Britannicus ou la naissance d’un monstre par Tatiana Stepantchenko
Par Julie Cadilhac – bscnews.fr/Crédit-photo: DR/ Réussir à exprimer toute la teneur tragique de Britannicus ou la Naissance d’un monstre du grand Jean Racine est un pari qui nécessite de s’entourer de comédiens qui sachent donner au vers un rythme aussi intelligible que la prose et saisir à bras-le corps toute la tension enchevêtrée dans chaque personnage. Comment rendre par des effets scénographiques l’atmosphère étouffante et conspiratrice du palais de Néron?

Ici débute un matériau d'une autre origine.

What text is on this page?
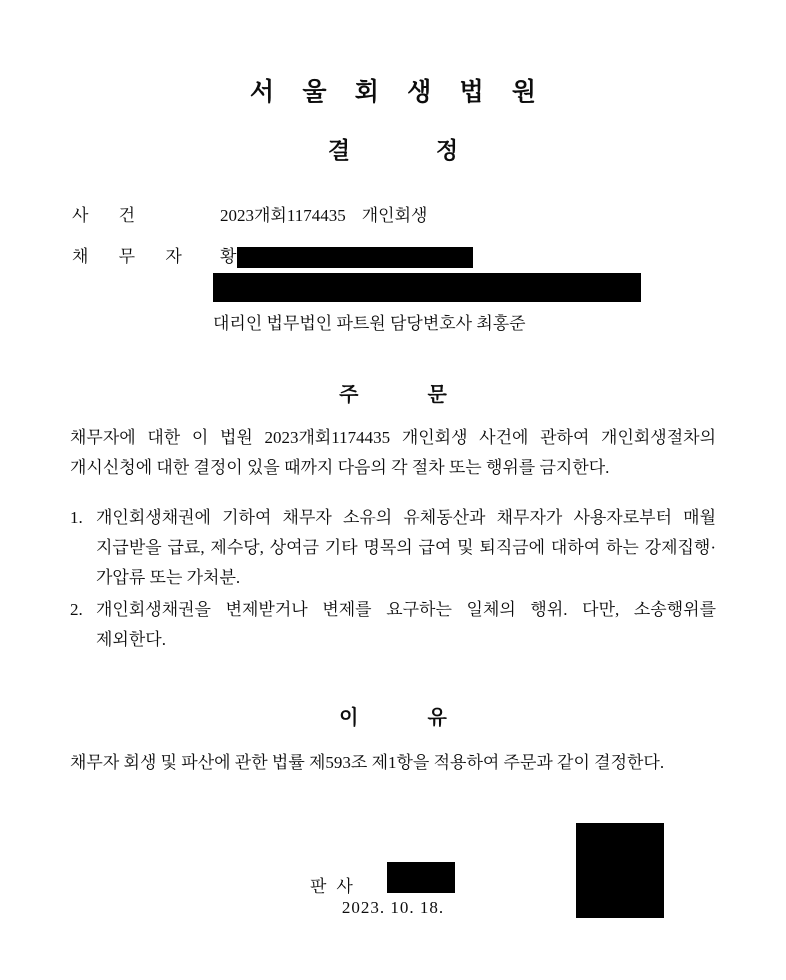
서 울 회 생 법 원
결 정
사 건	2023개회1174435 개인회생
채 무 자	황
대리인 법무법인 파트원 담당변호사 최홍준
주 문
채무자에 대한 이 법원 2023개회1174435 개인회생 사건에 관하여 개인회생절차의 개시신청에 대한 결정이 있을 때까지 다음의 각 절차 또는 행위를 금지한다.
1. 개인회생채권에 기하여 채무자 소유의 유체동산과 채무자가 사용자로부터 매월 지급받을 급료, 제수당, 상여금 기타 명목의 급여 및 퇴직금에 대하여 하는 강제집행·가압류 또는 가처분.
2. 개인회생채권을 변제받거나 변제를 요구하는 일체의 행위. 다만, 소송행위를 제외한다.
이 유
채무자 회생 및 파산에 관한 법률 제593조 제1항을 적용하여 주문과 같이 결정한다.
2023. 10. 18.
판사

Comment montrer la folie latente d’un empereur déviant, la détresse de deux amoureux purs arrachés à leurs plaisirs simples par caprice, la fureur d’une mère envahissante et délaissée, l’inquiétude discrète d’un fidèle ministre, la traîtrise d’un conseiller oppotuniste? Tatiana Stepantchenko ,ancienne élève de Constantin Stanislavski et assistante de Michael Tchekhov, y réussit avec talent . Elle montre Néron comme un empereur à l’état embryonnaire qui, en quelques heures après l’enlèvement de Junie, incapable de maîtriser ses désirs et d’avoir un jugement autonome, bascule dans la violence et l’arbitraire. Jacques Allaire utilise son corps comme un instrument qui révèle en notes inquiétantes l’état maladif de Néron qui marche en déséquilibre constant: le corps entier exprime les tiraillements qui l’assaillent. Sorte de pantin maléfique, Néron terrifie par son caractère influençable et ses faiblesses nombreuses qui le rendent fébrile et agressif. C’est un rôle que Jacques Allaire interprète avec beaucoup de justesse et de densité dramatique. Agrippine est une génitrice castratrice impitoyable que l’attirance pour le pouvoir aveugle et Claire Mirande l’incarne avec une tension qui ne faiblit pas. Junie est aussi pure que délicieusement interprétée par Marion Delplancke, Britannicus est parfaitement naïf et malléable, Brutus et Narcisse figurent deux conseillers zélés aux intentions opposées. Dans un décor épuré , Tatiana Stepantchenko joue avec des transparences de rideaux derrière lesquels l’on épie et l’on est vu mais aussi avec des effets de lumière et d’ombre qui donnent à la pièce toute sa dimension antique et tragique. La metteur en scène choisit de montrer ainsi une cour inquiétante peuplée de couloirs profonds et de desseins sinistres. L’action se déroule dans un lieu de passage, un endroit où l’on se croise et où les décisions se défont aussi vite qu’elles se sont nouées. Une pièce angoissante donc où naviguent des esprits sournois prêts à nuire et à conspirer et où se meurent doucement les âmes innocentes. Les costumes, d’ailleurs, où ne percent que du noir et blanc, se marient admirablement avec l’intrigue toute de deuil déjà vêtue.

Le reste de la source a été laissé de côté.